第5話 先輩とプレイ・ツーと僕


 見られたのか!?

 

 しかも、よりによって生活指導を担当する、そして僕のクラスの体育をも担当するゴリラマッチョの脳筋教師たるゴリ先に!


 これは由々しき事態どころか、もはや現行犯逮捕だ。


 この状況、度外れな風紀の乱れ、学園で大問題に発展する! そして噂話は拡散する?


 学園裏サイト、裏サイトとは言うものの、実は生徒会が管理・運営していて、誹謗中傷や変な書き込みは実質出来ない生徒の自主性に任されたなかばゆるい公的な裏サイトなのだが、そこでは日頃、学園ミスターコンテスト常連のイケメン先輩方々の噂話がよく飛び交っていた。誰々くんがなん年なん組の誰々さんと一緒に帰っていたとか、部室で密会してたとか、スタバで二人きりのいい感じだったとか、そんなたわい無いイチャイチャ現場の目撃情報などなど、いわゆる男女の、学園ゴシップだ。
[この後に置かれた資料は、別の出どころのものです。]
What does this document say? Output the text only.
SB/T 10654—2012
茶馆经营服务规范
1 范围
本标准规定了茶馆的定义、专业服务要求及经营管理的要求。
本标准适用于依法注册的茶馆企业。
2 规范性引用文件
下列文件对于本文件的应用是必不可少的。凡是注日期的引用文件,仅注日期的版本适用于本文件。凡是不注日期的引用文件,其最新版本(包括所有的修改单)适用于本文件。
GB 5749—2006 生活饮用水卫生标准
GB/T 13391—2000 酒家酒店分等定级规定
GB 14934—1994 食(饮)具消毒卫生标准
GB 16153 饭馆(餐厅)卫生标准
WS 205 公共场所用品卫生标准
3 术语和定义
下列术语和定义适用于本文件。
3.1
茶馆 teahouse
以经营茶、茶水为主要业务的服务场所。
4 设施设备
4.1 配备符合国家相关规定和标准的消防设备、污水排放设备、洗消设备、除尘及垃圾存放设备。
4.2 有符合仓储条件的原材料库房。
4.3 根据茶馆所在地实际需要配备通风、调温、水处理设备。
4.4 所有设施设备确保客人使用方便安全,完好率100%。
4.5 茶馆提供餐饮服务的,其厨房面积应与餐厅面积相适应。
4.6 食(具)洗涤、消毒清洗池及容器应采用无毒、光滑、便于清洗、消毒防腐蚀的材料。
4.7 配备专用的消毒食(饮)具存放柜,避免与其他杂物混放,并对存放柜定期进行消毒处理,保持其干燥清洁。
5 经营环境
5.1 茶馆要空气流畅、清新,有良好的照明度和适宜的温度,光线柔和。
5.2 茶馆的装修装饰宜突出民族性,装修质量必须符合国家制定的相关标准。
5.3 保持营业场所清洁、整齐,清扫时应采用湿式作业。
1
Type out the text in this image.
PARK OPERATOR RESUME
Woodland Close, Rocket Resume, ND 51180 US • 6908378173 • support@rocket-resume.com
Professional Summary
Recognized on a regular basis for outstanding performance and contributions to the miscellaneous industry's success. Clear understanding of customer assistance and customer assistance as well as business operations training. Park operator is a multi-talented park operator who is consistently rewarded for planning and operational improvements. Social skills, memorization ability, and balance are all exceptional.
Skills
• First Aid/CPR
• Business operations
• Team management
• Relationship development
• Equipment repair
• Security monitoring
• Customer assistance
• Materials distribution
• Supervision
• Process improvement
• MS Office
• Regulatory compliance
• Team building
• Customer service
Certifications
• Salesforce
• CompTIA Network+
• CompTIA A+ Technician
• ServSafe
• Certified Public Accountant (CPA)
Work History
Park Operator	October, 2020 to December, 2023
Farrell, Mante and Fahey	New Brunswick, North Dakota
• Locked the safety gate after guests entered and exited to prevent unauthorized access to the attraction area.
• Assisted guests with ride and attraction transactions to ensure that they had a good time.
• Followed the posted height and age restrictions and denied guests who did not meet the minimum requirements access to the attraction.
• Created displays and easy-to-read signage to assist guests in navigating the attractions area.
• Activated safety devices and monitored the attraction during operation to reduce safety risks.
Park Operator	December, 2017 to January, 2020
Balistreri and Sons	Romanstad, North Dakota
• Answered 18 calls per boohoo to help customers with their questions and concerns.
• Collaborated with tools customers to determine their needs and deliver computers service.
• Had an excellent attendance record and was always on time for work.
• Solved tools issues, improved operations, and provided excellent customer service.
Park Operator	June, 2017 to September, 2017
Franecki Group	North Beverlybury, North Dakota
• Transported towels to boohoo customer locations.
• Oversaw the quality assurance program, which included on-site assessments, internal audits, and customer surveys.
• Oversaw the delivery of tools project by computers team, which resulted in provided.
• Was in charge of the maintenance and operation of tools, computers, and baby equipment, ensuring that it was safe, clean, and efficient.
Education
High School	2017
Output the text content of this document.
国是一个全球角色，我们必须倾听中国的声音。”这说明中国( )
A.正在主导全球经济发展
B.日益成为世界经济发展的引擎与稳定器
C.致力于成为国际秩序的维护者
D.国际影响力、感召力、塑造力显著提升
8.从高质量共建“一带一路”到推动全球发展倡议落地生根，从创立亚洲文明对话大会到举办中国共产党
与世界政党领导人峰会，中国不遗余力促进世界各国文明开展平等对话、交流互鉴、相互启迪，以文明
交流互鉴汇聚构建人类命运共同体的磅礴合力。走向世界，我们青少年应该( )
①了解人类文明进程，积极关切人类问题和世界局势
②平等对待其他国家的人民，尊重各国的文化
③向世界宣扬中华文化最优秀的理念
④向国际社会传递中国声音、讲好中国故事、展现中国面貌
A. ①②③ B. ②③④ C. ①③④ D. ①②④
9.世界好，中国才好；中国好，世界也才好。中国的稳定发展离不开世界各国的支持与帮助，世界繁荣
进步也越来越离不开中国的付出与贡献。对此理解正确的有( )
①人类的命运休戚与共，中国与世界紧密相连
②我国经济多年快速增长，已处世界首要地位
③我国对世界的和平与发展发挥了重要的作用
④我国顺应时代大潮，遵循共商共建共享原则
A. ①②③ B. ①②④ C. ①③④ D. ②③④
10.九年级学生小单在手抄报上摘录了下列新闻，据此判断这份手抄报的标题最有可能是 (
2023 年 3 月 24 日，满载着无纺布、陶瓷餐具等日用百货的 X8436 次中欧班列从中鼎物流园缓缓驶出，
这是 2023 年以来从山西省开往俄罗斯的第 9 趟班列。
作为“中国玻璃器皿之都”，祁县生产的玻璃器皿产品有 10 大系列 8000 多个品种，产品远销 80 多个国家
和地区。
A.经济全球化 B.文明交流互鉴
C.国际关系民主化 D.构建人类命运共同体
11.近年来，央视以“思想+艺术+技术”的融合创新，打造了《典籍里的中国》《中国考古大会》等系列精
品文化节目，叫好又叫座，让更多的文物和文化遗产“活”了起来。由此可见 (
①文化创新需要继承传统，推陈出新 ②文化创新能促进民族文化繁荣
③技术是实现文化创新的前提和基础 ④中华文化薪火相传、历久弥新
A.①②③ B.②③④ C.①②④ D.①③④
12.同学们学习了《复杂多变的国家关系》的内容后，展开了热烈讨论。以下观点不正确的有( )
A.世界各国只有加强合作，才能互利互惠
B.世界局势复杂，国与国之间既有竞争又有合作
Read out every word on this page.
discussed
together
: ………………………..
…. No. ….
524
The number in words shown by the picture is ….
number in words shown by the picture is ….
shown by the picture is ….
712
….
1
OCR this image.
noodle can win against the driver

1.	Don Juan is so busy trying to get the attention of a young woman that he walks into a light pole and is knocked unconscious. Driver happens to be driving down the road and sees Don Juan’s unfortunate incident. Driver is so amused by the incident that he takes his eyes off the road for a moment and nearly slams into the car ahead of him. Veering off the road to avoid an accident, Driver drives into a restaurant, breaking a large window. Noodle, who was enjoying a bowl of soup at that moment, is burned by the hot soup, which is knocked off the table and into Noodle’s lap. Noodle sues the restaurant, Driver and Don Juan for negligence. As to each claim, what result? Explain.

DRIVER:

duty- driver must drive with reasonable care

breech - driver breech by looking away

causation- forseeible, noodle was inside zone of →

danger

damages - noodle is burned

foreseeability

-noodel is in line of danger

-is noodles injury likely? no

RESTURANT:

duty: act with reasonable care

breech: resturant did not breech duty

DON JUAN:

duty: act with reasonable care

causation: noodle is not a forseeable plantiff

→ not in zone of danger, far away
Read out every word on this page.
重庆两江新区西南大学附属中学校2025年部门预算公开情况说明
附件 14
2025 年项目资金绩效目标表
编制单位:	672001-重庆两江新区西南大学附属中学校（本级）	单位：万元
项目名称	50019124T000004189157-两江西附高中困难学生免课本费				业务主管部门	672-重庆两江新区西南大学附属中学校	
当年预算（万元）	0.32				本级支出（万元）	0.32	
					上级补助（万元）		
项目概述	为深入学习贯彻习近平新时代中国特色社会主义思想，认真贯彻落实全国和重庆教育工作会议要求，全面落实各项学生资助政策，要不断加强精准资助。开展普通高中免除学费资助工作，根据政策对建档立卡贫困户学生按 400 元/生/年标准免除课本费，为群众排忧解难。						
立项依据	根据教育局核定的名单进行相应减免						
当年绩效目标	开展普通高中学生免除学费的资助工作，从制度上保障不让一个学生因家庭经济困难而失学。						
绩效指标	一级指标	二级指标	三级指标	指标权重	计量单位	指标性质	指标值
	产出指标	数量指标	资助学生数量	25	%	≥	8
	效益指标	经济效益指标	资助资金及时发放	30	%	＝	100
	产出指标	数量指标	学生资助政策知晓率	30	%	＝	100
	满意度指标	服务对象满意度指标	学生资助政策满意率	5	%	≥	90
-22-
中には、国語の〇〇先生が××君と──、なんて美人教師×男子生徒の禁断の恋、学園恋愛スキャンダル!? なんてのも真しやかに(ネタだけど)語られるのだ。


 が、僕のこれは学園ゴシップどころじゃない。 


 そもそもこれは男女のなのか? 学園Boys&Girlsの可愛らしい恋の現場か? 男女であることは間違いない。が、ねえさんの体操着ブルマを着た明石先輩と、ねえさんの制服を着た女装男子の僕、変態同士の逢引!? しかも明石先輩にスカートを捲られパンツを剥ぎ取られかけていて、で、それでいて僕の股間のはイケイケドンドンの臨戦状態。マジであり得ない。

  

 日頃のネタが吹っ飛ぶかもだ。


 きっと学園ゴシップ速報に取り上げられ、制服女装の変態拗らせ1年生男子現る! とのスレッドが乱立する! 向こう半年は定番ネタとして定着してしまうっ! のだろうか──?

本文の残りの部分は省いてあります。